Safe withdrawal quick questions and discussion.
Posted: Wed Jun 25, 2003 12:42 am
In summary of various threads on safe withdrawal rates, is it not the general consensus on this board that investors here feel the market won't return more than 6% on average comprising 4.5% growth and 1.5% dividends?
Is it further the consensus that with investment costs of 0.1 - 1% a year and 3% inflation, swf is reduced to 2% roughly?
Is it fair to say that the board are agreeing with the analysis of stock market valuation a la Bogle being Growth + Dividends + Over Exhuberance than will revert to mean eventually?
If we're now in a situation where the indexes and the market generally are overvalued above the historical PE of 15ish, how can one invest with safety in mind in a balance portolio including stocks? I've been reading articles about people who have retired at 60 with a £1m portfolio and saw it halve and think to myself, " Didn't they look at the average P/E of their investments, compare them to the historical average and re-calculate their actual valuation once the market corrects which history shows it overcorrects eventually and then rises too high and the cycle begins over..? " No one even mentions the idea of doing a recalculation of the value of your portfolio based on the historical mean, I wonder am I missing something or are people ignoring valuations because we seem to be in an environment where P/E has gone nutty and so throw that yardstick out with the bathwater? I see people now view future P/Es as a way to value a company (seems mad to me), or comparing free cash flow, or cash in hand in various ratios. I've not read how and where such analysis is useful and what the historical ratios are for such measurements. Are these used as alternative ways to measure companies (as well as avoiding dodgy accounting that can mess with profit figures but not so much with cash)?
Some random thought that have been running through my brain on this subject for a while. Thought I'd stop by and put them out there. Hope you guys don't mind.
P.S. I've just dropped my wd rate on years away planned FIRE to 2% based on 6% return, less 1% investment costs, less 3% inflation. Puts up a 50x spending figure however. If the math is right on that, it makes me wonder how almost anyone is expected in today's society to save 50x their retirement spending. It just seems such an unrealistic number. 25x sure, but 50x...? $1m only gets you $20k pre-tax. With medical costs spiralling out of control in the States, I nod in a agreement when articles question whether $1m is enough for a retirement today. World Wealth Report stated recently there are 7.3m $millionaires in the world, a world estimated to contain 6 billion + people. If $1m doesn't do it, then almost no one has enough. It truly seems to get to point where almost no one can retire.
Petey
Is it further the consensus that with investment costs of 0.1 - 1% a year and 3% inflation, swf is reduced to 2% roughly?
Is it fair to say that the board are agreeing with the analysis of stock market valuation a la Bogle being Growth + Dividends + Over Exhuberance than will revert to mean eventually?

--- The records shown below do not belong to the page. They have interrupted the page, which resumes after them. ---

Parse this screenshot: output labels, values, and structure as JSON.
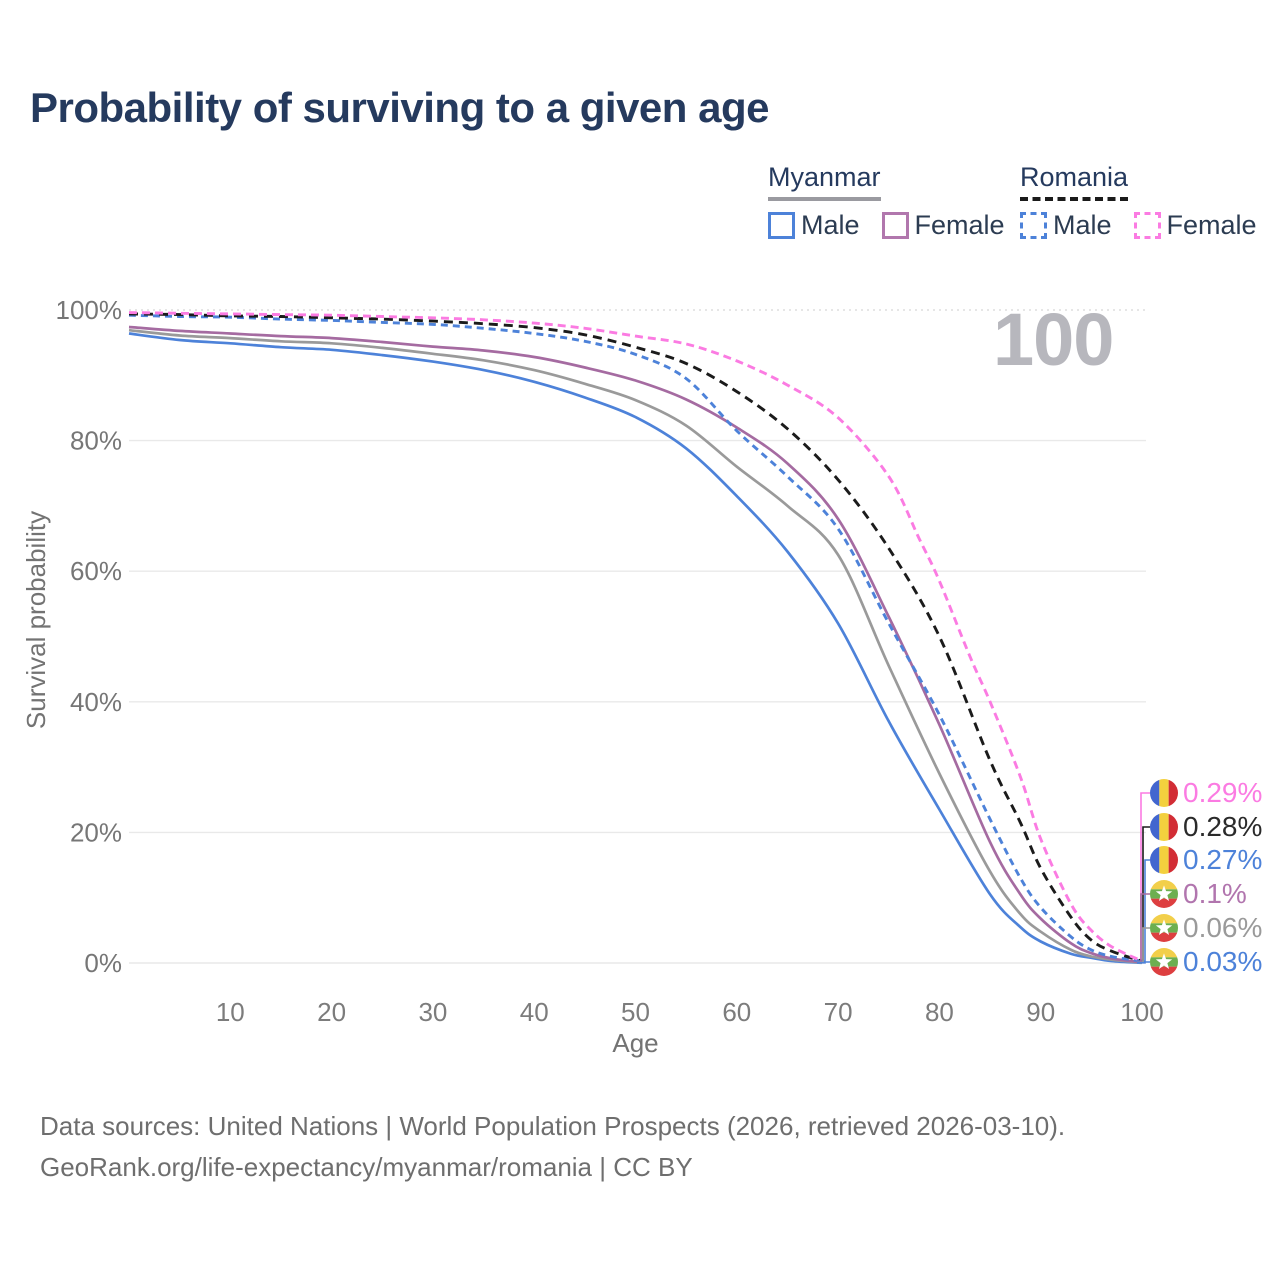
{
  "title": "Probability of surviving to a given age",
  "watermark": "100",
  "legend": {
    "groups": [
      {
        "name": "Myanmar",
        "line_style": "solid",
        "line_color": "#9a9aa0",
        "items": [
          {
            "label": "Male",
            "color": "#4d82d9",
            "dashed": false
          },
          {
            "label": "Female",
            "color": "#b177ad",
            "dashed": false
          }
        ]
      },
      {
        "name": "Romania",
        "line_style": "dashed",
        "line_color": "#1b1b1b",
        "items": [
          {
            "label": "Male",
            "color": "#4d82d9",
            "dashed": true
          },
          {
            "label": "Female",
            "color": "#fb7be2",
            "dashed": true
          }
        ]
      }
    ]
  },
  "chart_data": {
    "type": "line",
    "title": "Probability of surviving to a given age",
    "xlabel": "Age",
    "ylabel": "Survival probability",
    "xlim": [
      0,
      100
    ],
    "ylim": [
      0,
      100
    ],
    "x_ticks": [
      10,
      20,
      30,
      40,
      50,
      60,
      70,
      80,
      90,
      100
    ],
    "y_ticks": [
      {
        "v": 0,
        "label": "0%"
      },
      {
        "v": 20,
        "label": "20%"
      },
      {
        "v": 40,
        "label": "40%"
      },
      {
        "v": 60,
        "label": "60%"
      },
      {
        "v": 80,
        "label": "80%"
      },
      {
        "v": 100,
        "label": "100%"
      }
    ],
    "grid": true,
    "legend_position": "top-right",
    "series": [
      {
        "id": "romania-female",
        "country": "Romania",
        "sex": "Female",
        "color": "#fb7be2",
        "dash": "8 5",
        "end_value_label": "0.29%",
        "points": [
          [
            0,
            99.6
          ],
          [
            5,
            99.5
          ],
          [
            10,
            99.4
          ],
          [
            15,
            99.3
          ],
          [
            20,
            99.2
          ],
          [
            25,
            99.0
          ],
          [
            30,
            98.8
          ],
          [
            35,
            98.5
          ],
          [
            40,
            98.0
          ],
          [
            45,
            97.2
          ],
          [
            50,
            96.0
          ],
          [
            55,
            94.8
          ],
          [
            60,
            92.2
          ],
          [
            65,
            88.5
          ],
          [
            70,
            83.5
          ],
          [
            75,
            74.5
          ],
          [
            78,
            65.0
          ],
          [
            80,
            58.5
          ],
          [
            83,
            47.0
          ],
          [
            85,
            40.0
          ],
          [
            88,
            28.5
          ],
          [
            90,
            19.0
          ],
          [
            93,
            9.0
          ],
          [
            95,
            5.0
          ],
          [
            97,
            2.5
          ],
          [
            100,
            0.29
          ]
        ]
      },
      {
        "id": "romania-combined",
        "country": "Romania",
        "sex": "Both",
        "color": "#1b1b1b",
        "dash": "9 6",
        "end_value_label": "0.28%",
        "points": [
          [
            0,
            99.4
          ],
          [
            5,
            99.3
          ],
          [
            10,
            99.1
          ],
          [
            15,
            99.0
          ],
          [
            20,
            98.8
          ],
          [
            25,
            98.6
          ],
          [
            30,
            98.3
          ],
          [
            35,
            97.9
          ],
          [
            40,
            97.3
          ],
          [
            45,
            96.2
          ],
          [
            50,
            94.3
          ],
          [
            55,
            91.8
          ],
          [
            60,
            87.5
          ],
          [
            65,
            81.8
          ],
          [
            70,
            74.0
          ],
          [
            75,
            63.5
          ],
          [
            80,
            50.0
          ],
          [
            85,
            31.0
          ],
          [
            88,
            21.5
          ],
          [
            90,
            14.5
          ],
          [
            93,
            7.0
          ],
          [
            95,
            3.5
          ],
          [
            97,
            1.8
          ],
          [
            100,
            0.28
          ]
        ]
      },
      {
        "id": "romania-male",
        "country": "Romania",
        "sex": "Male",
        "color": "#4d82d9",
        "dash": "7 5",
        "end_value_label": "0.27%",
        "points": [
          [
            0,
            99.2
          ],
          [
            5,
            99.0
          ],
          [
            10,
            98.9
          ],
          [
            15,
            98.6
          ],
          [
            20,
            98.4
          ],
          [
            25,
            98.1
          ],
          [
            30,
            97.8
          ],
          [
            35,
            97.2
          ],
          [
            40,
            96.4
          ],
          [
            45,
            95.2
          ],
          [
            50,
            93.2
          ],
          [
            55,
            89.5
          ],
          [
            60,
            81.5
          ],
          [
            65,
            74.5
          ],
          [
            70,
            66.5
          ],
          [
            75,
            52.0
          ],
          [
            80,
            38.0
          ],
          [
            85,
            22.0
          ],
          [
            88,
            13.0
          ],
          [
            90,
            8.5
          ],
          [
            93,
            4.0
          ],
          [
            95,
            2.0
          ],
          [
            97,
            1.0
          ],
          [
            100,
            0.27
          ]
        ]
      },
      {
        "id": "myanmar-female",
        "country": "Myanmar",
        "sex": "Female",
        "color": "#a56ba1",
        "dash": null,
        "end_value_label": "0.1%",
        "points": [
          [
            0,
            97.4
          ],
          [
            5,
            96.8
          ],
          [
            10,
            96.4
          ],
          [
            15,
            96.0
          ],
          [
            20,
            95.7
          ],
          [
            25,
            95.1
          ],
          [
            30,
            94.4
          ],
          [
            35,
            93.8
          ],
          [
            40,
            92.8
          ],
          [
            45,
            91.2
          ],
          [
            50,
            89.2
          ],
          [
            55,
            86.3
          ],
          [
            60,
            82.0
          ],
          [
            65,
            76.5
          ],
          [
            70,
            68.0
          ],
          [
            75,
            53.0
          ],
          [
            80,
            36.5
          ],
          [
            85,
            18.5
          ],
          [
            88,
            10.5
          ],
          [
            90,
            6.8
          ],
          [
            93,
            3.0
          ],
          [
            95,
            1.5
          ],
          [
            97,
            0.7
          ],
          [
            100,
            0.1
          ]
        ]
      },
      {
        "id": "myanmar-combined",
        "country": "Myanmar",
        "sex": "Both",
        "color": "#9a9a9a",
        "dash": null,
        "end_value_label": "0.06%",
        "points": [
          [
            0,
            96.9
          ],
          [
            5,
            96.1
          ],
          [
            10,
            95.7
          ],
          [
            15,
            95.2
          ],
          [
            20,
            94.9
          ],
          [
            25,
            94.2
          ],
          [
            30,
            93.3
          ],
          [
            35,
            92.3
          ],
          [
            40,
            90.8
          ],
          [
            45,
            88.7
          ],
          [
            50,
            86.2
          ],
          [
            55,
            82.3
          ],
          [
            60,
            76.0
          ],
          [
            65,
            70.0
          ],
          [
            70,
            62.5
          ],
          [
            75,
            45.5
          ],
          [
            80,
            29.0
          ],
          [
            85,
            14.0
          ],
          [
            88,
            7.5
          ],
          [
            90,
            4.8
          ],
          [
            93,
            2.0
          ],
          [
            95,
            1.0
          ],
          [
            97,
            0.5
          ],
          [
            100,
            0.06
          ]
        ]
      },
      {
        "id": "myanmar-male",
        "country": "Myanmar",
        "sex": "Male",
        "color": "#4d82d9",
        "dash": null,
        "end_value_label": "0.03%",
        "points": [
          [
            0,
            96.4
          ],
          [
            5,
            95.4
          ],
          [
            10,
            94.9
          ],
          [
            15,
            94.3
          ],
          [
            20,
            93.9
          ],
          [
            25,
            93.1
          ],
          [
            30,
            92.1
          ],
          [
            35,
            90.8
          ],
          [
            40,
            89.0
          ],
          [
            45,
            86.6
          ],
          [
            50,
            83.6
          ],
          [
            55,
            78.8
          ],
          [
            60,
            71.5
          ],
          [
            65,
            63.0
          ],
          [
            70,
            52.0
          ],
          [
            75,
            37.0
          ],
          [
            80,
            23.5
          ],
          [
            85,
            10.5
          ],
          [
            88,
            5.5
          ],
          [
            90,
            3.3
          ],
          [
            93,
            1.4
          ],
          [
            95,
            0.8
          ],
          [
            97,
            0.3
          ],
          [
            100,
            0.03
          ]
        ]
      }
    ]
  },
  "end_labels": [
    {
      "value": "0.29%",
      "color": "#fb7be2",
      "flag": "romania"
    },
    {
      "value": "0.28%",
      "color": "#2a2a2a",
      "flag": "romania"
    },
    {
      "value": "0.27%",
      "color": "#4d82d9",
      "flag": "romania"
    },
    {
      "value": "0.1%",
      "color": "#b175ae",
      "flag": "myanmar"
    },
    {
      "value": "0.06%",
      "color": "#9a9a9a",
      "flag": "myanmar"
    },
    {
      "value": "0.03%",
      "color": "#4d82d9",
      "flag": "myanmar"
    }
  ],
  "flags": {
    "romania": {
      "stripes": [
        "#4266cf",
        "#f3d03e",
        "#d22d35"
      ]
    },
    "myanmar": {
      "stripes": [
        "#f2cf4a",
        "#6caf50",
        "#dd3f40"
      ],
      "star": "#ffffff"
    }
  },
  "source": {
    "line1": "Data sources: United Nations | World Population Prospects (2026, retrieved 2026-03-10).",
    "line2": "GeoRank.org/life-expectancy/myanmar/romania | CC BY"
  }
}
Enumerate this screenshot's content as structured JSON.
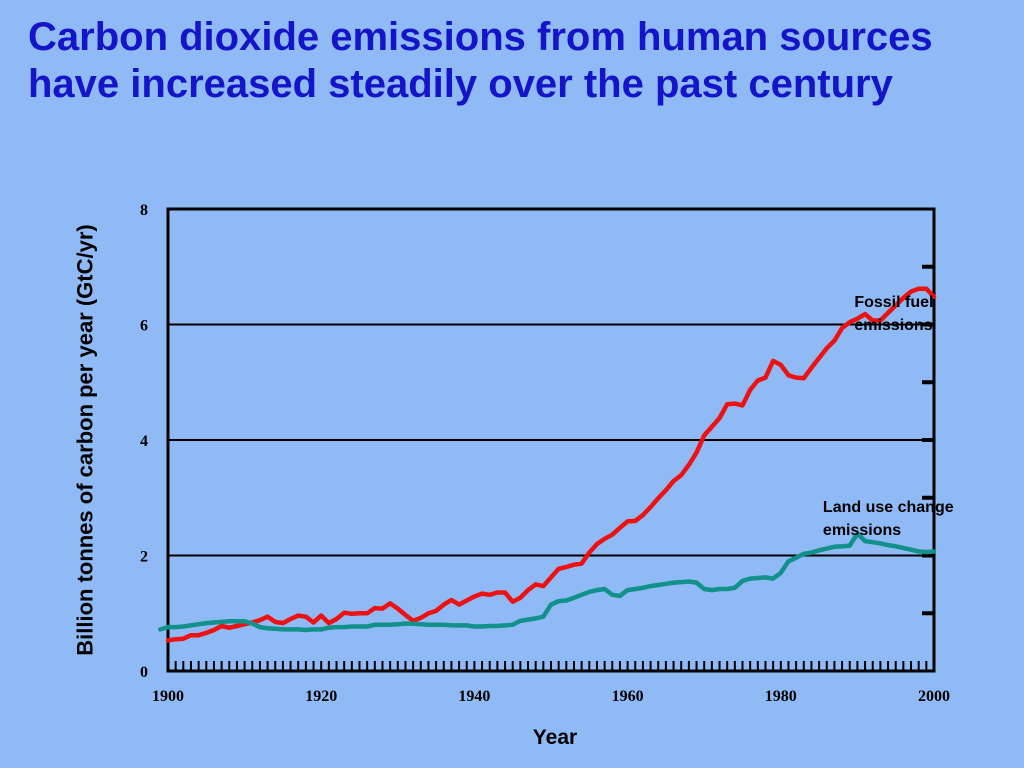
{
  "chart_data": {
    "type": "line",
    "title": "Carbon dioxide emissions from human sources have increased steadily over the past century",
    "xlabel": "Year",
    "ylabel": "Billion tonnes of carbon per year (GtC/yr)",
    "xlim": [
      1900,
      2000
    ],
    "ylim": [
      0,
      8
    ],
    "x_ticks": [
      1900,
      1920,
      1940,
      1960,
      1980,
      2000
    ],
    "y_ticks": [
      0,
      2,
      4,
      6,
      8
    ],
    "grid": "horizontal",
    "legend": "none",
    "series": [
      {
        "name": "Fossil fuel emissions",
        "color": "#ee1111",
        "points": [
          [
            1900,
            0.53
          ],
          [
            1901,
            0.55
          ],
          [
            1902,
            0.56
          ],
          [
            1903,
            0.62
          ],
          [
            1904,
            0.62
          ],
          [
            1905,
            0.66
          ],
          [
            1906,
            0.71
          ],
          [
            1907,
            0.78
          ],
          [
            1908,
            0.75
          ],
          [
            1909,
            0.78
          ],
          [
            1910,
            0.81
          ],
          [
            1911,
            0.84
          ],
          [
            1912,
            0.88
          ],
          [
            1913,
            0.94
          ],
          [
            1914,
            0.85
          ],
          [
            1915,
            0.83
          ],
          [
            1916,
            0.9
          ],
          [
            1917,
            0.96
          ],
          [
            1918,
            0.94
          ],
          [
            1919,
            0.84
          ],
          [
            1920,
            0.96
          ],
          [
            1921,
            0.83
          ],
          [
            1922,
            0.9
          ],
          [
            1923,
            1.01
          ],
          [
            1924,
            0.99
          ],
          [
            1925,
            1.0
          ],
          [
            1926,
            1.0
          ],
          [
            1927,
            1.09
          ],
          [
            1928,
            1.08
          ],
          [
            1929,
            1.17
          ],
          [
            1930,
            1.08
          ],
          [
            1931,
            0.97
          ],
          [
            1932,
            0.87
          ],
          [
            1933,
            0.92
          ],
          [
            1934,
            1.0
          ],
          [
            1935,
            1.04
          ],
          [
            1936,
            1.15
          ],
          [
            1937,
            1.23
          ],
          [
            1938,
            1.15
          ],
          [
            1939,
            1.22
          ],
          [
            1940,
            1.29
          ],
          [
            1941,
            1.34
          ],
          [
            1942,
            1.32
          ],
          [
            1943,
            1.36
          ],
          [
            1944,
            1.36
          ],
          [
            1945,
            1.2
          ],
          [
            1946,
            1.27
          ],
          [
            1947,
            1.4
          ],
          [
            1948,
            1.5
          ],
          [
            1949,
            1.47
          ],
          [
            1950,
            1.62
          ],
          [
            1951,
            1.77
          ],
          [
            1952,
            1.8
          ],
          [
            1953,
            1.84
          ],
          [
            1954,
            1.86
          ],
          [
            1955,
            2.05
          ],
          [
            1956,
            2.2
          ],
          [
            1957,
            2.29
          ],
          [
            1958,
            2.36
          ],
          [
            1959,
            2.48
          ],
          [
            1960,
            2.59
          ],
          [
            1961,
            2.6
          ],
          [
            1962,
            2.7
          ],
          [
            1963,
            2.84
          ],
          [
            1964,
            2.99
          ],
          [
            1965,
            3.13
          ],
          [
            1966,
            3.29
          ],
          [
            1967,
            3.39
          ],
          [
            1968,
            3.57
          ],
          [
            1969,
            3.78
          ],
          [
            1970,
            4.08
          ],
          [
            1971,
            4.23
          ],
          [
            1972,
            4.38
          ],
          [
            1973,
            4.62
          ],
          [
            1974,
            4.63
          ],
          [
            1975,
            4.6
          ],
          [
            1976,
            4.87
          ],
          [
            1977,
            5.03
          ],
          [
            1978,
            5.08
          ],
          [
            1979,
            5.37
          ],
          [
            1980,
            5.3
          ],
          [
            1981,
            5.12
          ],
          [
            1982,
            5.08
          ],
          [
            1983,
            5.07
          ],
          [
            1984,
            5.25
          ],
          [
            1985,
            5.42
          ],
          [
            1986,
            5.59
          ],
          [
            1987,
            5.72
          ],
          [
            1988,
            5.94
          ],
          [
            1989,
            6.04
          ],
          [
            1990,
            6.1
          ],
          [
            1991,
            6.18
          ],
          [
            1992,
            6.07
          ],
          [
            1993,
            6.07
          ],
          [
            1994,
            6.2
          ],
          [
            1995,
            6.33
          ],
          [
            1996,
            6.46
          ],
          [
            1997,
            6.57
          ],
          [
            1998,
            6.62
          ],
          [
            1999,
            6.62
          ],
          [
            2000,
            6.48
          ]
        ]
      },
      {
        "name": "Land use change emissions",
        "color": "#11918a",
        "points": [
          [
            1899,
            0.72
          ],
          [
            1900,
            0.76
          ],
          [
            1901,
            0.76
          ],
          [
            1902,
            0.77
          ],
          [
            1903,
            0.79
          ],
          [
            1904,
            0.81
          ],
          [
            1905,
            0.83
          ],
          [
            1906,
            0.84
          ],
          [
            1907,
            0.85
          ],
          [
            1908,
            0.86
          ],
          [
            1909,
            0.86
          ],
          [
            1910,
            0.86
          ],
          [
            1911,
            0.82
          ],
          [
            1912,
            0.76
          ],
          [
            1913,
            0.74
          ],
          [
            1914,
            0.73
          ],
          [
            1915,
            0.72
          ],
          [
            1916,
            0.72
          ],
          [
            1917,
            0.72
          ],
          [
            1918,
            0.71
          ],
          [
            1919,
            0.72
          ],
          [
            1920,
            0.72
          ],
          [
            1921,
            0.75
          ],
          [
            1922,
            0.76
          ],
          [
            1923,
            0.76
          ],
          [
            1924,
            0.77
          ],
          [
            1925,
            0.77
          ],
          [
            1926,
            0.77
          ],
          [
            1927,
            0.8
          ],
          [
            1928,
            0.8
          ],
          [
            1929,
            0.8
          ],
          [
            1930,
            0.81
          ],
          [
            1931,
            0.82
          ],
          [
            1932,
            0.82
          ],
          [
            1933,
            0.81
          ],
          [
            1934,
            0.8
          ],
          [
            1935,
            0.8
          ],
          [
            1936,
            0.8
          ],
          [
            1937,
            0.79
          ],
          [
            1938,
            0.79
          ],
          [
            1939,
            0.79
          ],
          [
            1940,
            0.77
          ],
          [
            1941,
            0.77
          ],
          [
            1942,
            0.78
          ],
          [
            1943,
            0.78
          ],
          [
            1944,
            0.79
          ],
          [
            1945,
            0.8
          ],
          [
            1946,
            0.87
          ],
          [
            1947,
            0.89
          ],
          [
            1948,
            0.91
          ],
          [
            1949,
            0.94
          ],
          [
            1950,
            1.15
          ],
          [
            1951,
            1.21
          ],
          [
            1952,
            1.22
          ],
          [
            1953,
            1.27
          ],
          [
            1954,
            1.32
          ],
          [
            1955,
            1.37
          ],
          [
            1956,
            1.4
          ],
          [
            1957,
            1.42
          ],
          [
            1958,
            1.32
          ],
          [
            1959,
            1.3
          ],
          [
            1960,
            1.4
          ],
          [
            1961,
            1.42
          ],
          [
            1962,
            1.44
          ],
          [
            1963,
            1.47
          ],
          [
            1964,
            1.49
          ],
          [
            1965,
            1.51
          ],
          [
            1966,
            1.53
          ],
          [
            1967,
            1.54
          ],
          [
            1968,
            1.55
          ],
          [
            1969,
            1.53
          ],
          [
            1970,
            1.42
          ],
          [
            1971,
            1.4
          ],
          [
            1972,
            1.42
          ],
          [
            1973,
            1.42
          ],
          [
            1974,
            1.44
          ],
          [
            1975,
            1.56
          ],
          [
            1976,
            1.6
          ],
          [
            1977,
            1.61
          ],
          [
            1978,
            1.62
          ],
          [
            1979,
            1.6
          ],
          [
            1980,
            1.7
          ],
          [
            1981,
            1.9
          ],
          [
            1982,
            1.96
          ],
          [
            1983,
            2.03
          ],
          [
            1984,
            2.05
          ],
          [
            1985,
            2.09
          ],
          [
            1986,
            2.12
          ],
          [
            1987,
            2.15
          ],
          [
            1988,
            2.16
          ],
          [
            1989,
            2.17
          ],
          [
            1990,
            2.38
          ],
          [
            1991,
            2.25
          ],
          [
            1992,
            2.23
          ],
          [
            1993,
            2.21
          ],
          [
            1994,
            2.18
          ],
          [
            1995,
            2.16
          ],
          [
            1996,
            2.13
          ],
          [
            1997,
            2.1
          ],
          [
            1998,
            2.07
          ],
          [
            1999,
            2.06
          ],
          [
            2000,
            2.07
          ]
        ]
      }
    ],
    "annotations": [
      {
        "lines": [
          "Fossil fuel",
          "emissions"
        ],
        "x": 1989.6,
        "y": 6.3
      },
      {
        "lines": [
          "Land use change",
          "emissions"
        ],
        "x": 1985.5,
        "y": 2.75
      }
    ]
  }
}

If we're now in a situation where the indexes and the market generally are overvalued above the historical PE of 15ish, how can one invest with safety in mind in a balance portolio including stocks? I've been reading articles about people who have retired at 60 with a £1m portfolio and saw it halve and think to myself, " Didn't they look at the average P/E of their investments, compare them to the historical average and re-calculate their actual valuation once the market corrects which history shows it overcorrects eventually and then rises too high and the cycle begins over..? " No one even mentions the idea of doing a recalculation of the value of your portfolio based on the historical mean, I wonder am I missing something or are people ignoring valuations because we seem to be in an environment where P/E has gone nutty and so throw that yardstick out with the bathwater? I see people now view future P/Es as a way to value a company (seems mad to me), or comparing free cash flow, or cash in hand in various ratios. I've not read how and where such analysis is useful and what the historical ratios are for such measurements. Are these used as alternative ways to measure companies (as well as avoiding dodgy accounting that can mess with profit figures but not so much with cash)?
Some random thought that have been running through my brain on this subject for a while. Thought I'd stop by and put them out there. Hope you guys don't mind.
P.S. I've just dropped my wd rate on years away planned FIRE to 2% based on 6% return, less 1% investment costs, less 3% inflation. Puts up a 50x spending figure however. If the math is right on that, it makes me wonder how almost anyone is expected in today's society to save 50x their retirement spending. It just seems such an unrealistic number. 25x sure, but 50x...? $1m only gets you $20k pre-tax. With medical costs spiralling out of control in the States, I nod in a agreement when articles question whether $1m is enough for a retirement today. World Wealth Report stated recently there are 7.3m $millionaires in the world, a world estimated to contain 6 billion + people. If $1m doesn't do it, then almost no one has enough. It truly seems to get to point where almost no one can retire.